Режиссер фильма об арт-группе "Война" Андрей Грязев сообщил, что, когда он возвращался с похорон активиста Леонида Николаева, его задержали и избили в отделении полиции. По словам Грязева, у подъезда его встретили двое сотрудников полиции с автоматами. Они потребовали сесть в машину и проехать с ними до отделения, заявив о "неких подозрениях". Протокол ему не дали, а нанесли несколько ударов дубинкой по руке. Врачи скорой помощи зафиксировали ушибы пальца и кисти правой руки. Леонид Николаев был одним из героев фильма Грязева "Завтра", посвященного радикальным акциям арт-группы. Защитой 33-летнего Андрея Грязева теперь, по его словам, займутся юристы благотворительного фонда "Русь сидящяя", которые готовят заявления в прокуратуру.
"Подошел ночью к подъезду, там стояла машина полиции. Рядом с машиной – два мента с автоматами. Они потребовали сесть в машину и проехать с ними до отделения. Сказали, есть некие подозрения", – написал в тот же день на своей страничке в Facebook Андрей Грязев.
– Вы возвращались с похорон Леонида Николаева. Была ли за вами какая-нибудь слежка и как проходило прощание с активистом?
– Я первым приехал к воротам кладбища. Это деревня Анкудиново в Подмосковье. Никого не было, но стояли машины с затонированными стеклами, в которых сидели неизвестные люди из определенных отделов и вели наблюдение. Как мне потом сказали, они пришли даже на отпевание и туда, где забирали тело. Кто-то них подошел к одному из оппозиционеров, там были нацболы, заявил, мол, мы для вашей же безопасности тут стоим. Что это значит, я не знаю.

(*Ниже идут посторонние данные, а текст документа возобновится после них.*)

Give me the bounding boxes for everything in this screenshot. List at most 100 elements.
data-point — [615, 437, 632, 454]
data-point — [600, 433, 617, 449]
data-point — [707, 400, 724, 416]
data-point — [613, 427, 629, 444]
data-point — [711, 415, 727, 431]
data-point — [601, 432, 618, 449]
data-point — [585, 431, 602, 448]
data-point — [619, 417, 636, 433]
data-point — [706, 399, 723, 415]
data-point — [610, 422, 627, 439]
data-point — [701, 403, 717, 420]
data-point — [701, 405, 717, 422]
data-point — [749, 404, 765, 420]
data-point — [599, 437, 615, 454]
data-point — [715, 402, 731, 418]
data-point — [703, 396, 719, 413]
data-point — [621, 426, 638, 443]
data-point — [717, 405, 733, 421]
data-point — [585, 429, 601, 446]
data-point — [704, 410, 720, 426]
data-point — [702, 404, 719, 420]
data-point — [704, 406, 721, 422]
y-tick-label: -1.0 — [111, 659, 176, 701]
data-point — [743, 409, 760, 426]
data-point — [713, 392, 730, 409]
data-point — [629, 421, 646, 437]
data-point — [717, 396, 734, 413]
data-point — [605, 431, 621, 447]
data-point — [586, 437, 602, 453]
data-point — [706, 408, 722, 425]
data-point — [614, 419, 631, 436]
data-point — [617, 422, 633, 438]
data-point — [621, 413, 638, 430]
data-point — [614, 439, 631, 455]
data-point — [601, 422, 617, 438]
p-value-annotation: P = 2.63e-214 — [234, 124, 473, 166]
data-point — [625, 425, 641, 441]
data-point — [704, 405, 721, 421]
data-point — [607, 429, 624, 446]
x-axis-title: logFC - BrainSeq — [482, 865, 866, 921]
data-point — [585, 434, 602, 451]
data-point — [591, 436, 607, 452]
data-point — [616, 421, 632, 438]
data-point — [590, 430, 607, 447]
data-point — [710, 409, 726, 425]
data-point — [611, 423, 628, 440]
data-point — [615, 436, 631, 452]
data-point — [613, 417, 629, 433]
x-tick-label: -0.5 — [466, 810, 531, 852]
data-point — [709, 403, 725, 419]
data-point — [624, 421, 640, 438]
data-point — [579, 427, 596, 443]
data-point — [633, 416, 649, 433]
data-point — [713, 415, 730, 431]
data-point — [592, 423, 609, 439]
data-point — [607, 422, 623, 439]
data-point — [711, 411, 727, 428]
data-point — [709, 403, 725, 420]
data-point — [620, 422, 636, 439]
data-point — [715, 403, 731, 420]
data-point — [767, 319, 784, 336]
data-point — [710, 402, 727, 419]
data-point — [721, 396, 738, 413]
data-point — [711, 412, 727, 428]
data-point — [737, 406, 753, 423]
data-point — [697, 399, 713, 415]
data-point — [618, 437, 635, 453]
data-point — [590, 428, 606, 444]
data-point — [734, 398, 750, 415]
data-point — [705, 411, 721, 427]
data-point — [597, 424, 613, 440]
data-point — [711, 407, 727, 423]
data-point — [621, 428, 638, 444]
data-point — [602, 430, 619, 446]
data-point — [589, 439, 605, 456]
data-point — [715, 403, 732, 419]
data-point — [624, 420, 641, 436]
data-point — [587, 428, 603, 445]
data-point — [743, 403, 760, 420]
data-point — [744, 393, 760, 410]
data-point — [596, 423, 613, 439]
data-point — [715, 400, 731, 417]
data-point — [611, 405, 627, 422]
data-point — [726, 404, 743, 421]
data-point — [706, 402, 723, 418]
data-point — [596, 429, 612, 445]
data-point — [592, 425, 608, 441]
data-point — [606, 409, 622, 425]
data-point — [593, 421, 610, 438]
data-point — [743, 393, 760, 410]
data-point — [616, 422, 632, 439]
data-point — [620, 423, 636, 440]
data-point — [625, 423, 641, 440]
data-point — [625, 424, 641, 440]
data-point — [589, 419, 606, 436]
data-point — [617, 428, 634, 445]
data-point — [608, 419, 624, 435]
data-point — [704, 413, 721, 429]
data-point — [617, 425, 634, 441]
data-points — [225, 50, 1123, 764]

– Видели ли вы на похоронах соратников Леонида Николаева, лидера группы Олега Воротникова и его жену Наташу Сокол, с чьими именами связаны самые громкие акции "Войны"?
– Нет, их не было. Они же за границей, насколько я знаю. На похороны пришло много народу, потом были поминки, вечером мы гуляли в центре Москвы у метро "Октябрьская" в компании активистки Pussy Riot Маши Алехиной. Где-то к полуночи мы попрощались. Я спустился в метро, вышел на своей станции, пересел на автобус, доехал до своей остановки. Там мне еще до дома идти пешком через длинную узкую дорогу, которая очень плохо освещается. Когда дошел до своего дома, увидел полицейскую машину, возле нее двух сотрудников с автоматами. Они попросили вежливо документы. Я сказал, что у меня из документов есть только водительское удостоверение. Они пригласили сесть в машину.
– Чем мотивировали задержание? Было ли оно грубым?
– Все было вежливо. Я с ними не спорил, знаю все эти законы, насчет сопротивления, молча сел в кабину. Они довезли до отделения, где тоже все было до какой-то степени тактично. Правда, мне сразу выделили человека, сотрудника полиции с автоматом, который ходил за мной по пятам. Какое-то время он просто не давал мне выйти на улицу подышать воздухом.
– Пытались ли вы в отделении милиции получить какие-то объяснения?
– Никаких объяснений. Говорили – сидите, мы вам все скажем. Я выходил во двор несколько раз, мне показалось, обстановка стала накаляться. За окошком возникли какие-то другие люди, переговаривались по телефону, смотрели в мою сторону. Я слышал через стекло, как они обсуждают мою биографию, меня удивило, они как бы досконально про меня все знали. В очередной раз, когда я вышел во двор и входил обратно в дежурную часть, почувствовал резкий удар по правой кисти, нанесенный сотрудником с автоматом, который ходил за мной по пятам. Это произошло в мертвой зоне, где двойная дверь, отделяющая улицу от помещения. Зашел в отделение, и сразу заявил дежурному: "Меня по руке ударил сотрудник полиции".
– Чем был нанесен удар?
– Что-то твердое, возможно, это был приклад автомата или наконечник дубинки. Дежурный сказал: посидите минуту. Ко мне подошел другой сотрудник, показал исписанную бумагу, и предложил ее подписать. Я говорю, не подпишу, пока не прочитаю. Он в ответ: ваше право отказаться, но раз вы отказываетесь, значит, протокол уносим. Через полминуты мне объявили: все, вы свободны, мы вас не задерживаем, можете идти домой. Я говорю: а как зафиксировать гематому на руке, может, вызвать медицинскую бригаду, чтобы они освидетельствовали, я не пьян, может, сдать кровь, заодно они посмотрели бы руку. Они сказали: дело ваше, вызывайте сами.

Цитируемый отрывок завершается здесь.